How was your holiday? Mine was excellent …

Good morning. How was your holiday? Mine was excellent, thanks for asking. I went to Leh and Shey and Lamayuru. Delhi first and then into the Himalayas with my woolly hat and fleecey jacket made from recycled plastic fizzy drink bottles.

Leh is the principal town in the Ladakh region. It has Christian churches and Buddhist temples and Islamic mosques and cows wandering the streets and the people aren’t shooting each other, which is reasonable. And it has freshly baked flat bread.

I visited a school in Shey. They teach kids about climate change even though they’re 3000 metres above the rising high tide mark. They teach them in English.

About 200 of the school’s 500 kids are boarders because their parents are nomadic yak herders up near China, which is probably like living in the King Country and going to boarding school in Cambridge.

The school is built so that the sun heats the rooms and water. The principal said the school needs more IT equipment, music stuff, footballs, and library books. Which is like any NZ school.

The kids told me they’re happy – mostly because they have warm beds to sleep in and plenty of sensational food such as the vegetable curry we had for lunch in the sunny dining room with a view of the mountains.

 And I drove, I was driven, in a four wheel drive down the Indus Valley across barren moonscape plateaus –why aren’t they plateaux? This is where the world’s sandpits begin as house-sized boulders crashing down hillsides into the river and grinding and crushing their way out to sea.

The road was built and is maintained by the Indian Army as part of its border defence network.

We passed families ploughing fields with pairs of yaks pulling a handmade wooden ploughshare. Little kids were helping. They weren’t down at the Manukau Mall stuffing their faces with burgers and Once Were Potatoes with their obese bums sticking out of their jeans.

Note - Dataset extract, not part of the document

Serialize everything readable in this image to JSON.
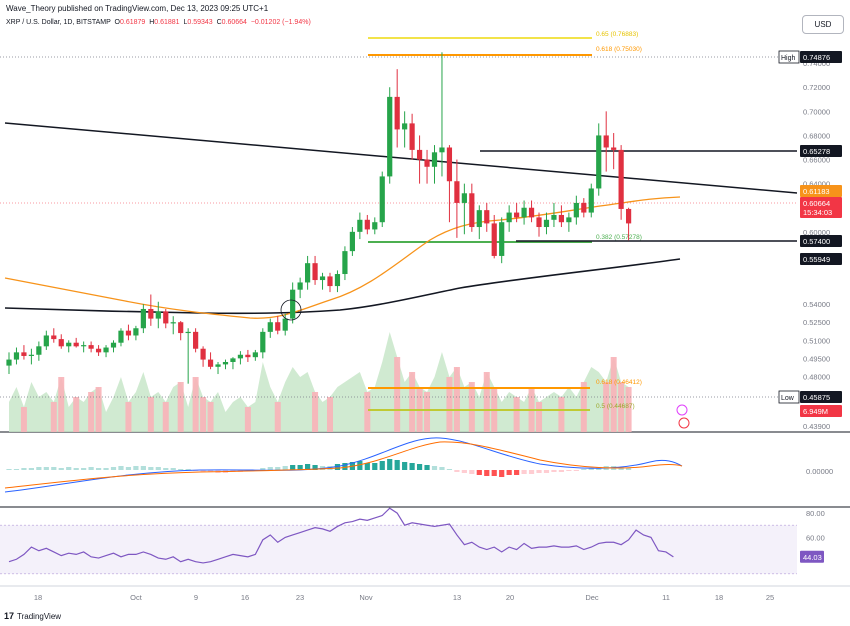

Lamayuru is a town about a very long way from Manukau Mall. Three boys came up to me at the monastery and said hello. They were monk-lets, which is my word for a trainee monk.
They weren’t asking for money. They weren’t asking for anything. They just wanted to practise their English. I asked them what they did all day – without a shopping mall or a McDonalds or skateboards or face? They said they’re very busy learning and working around the monastery – cleaning and helping in the kitchen.

The sign over the entrance to a government school in Leh said ‘Enter to Learn. Leave to Serve.’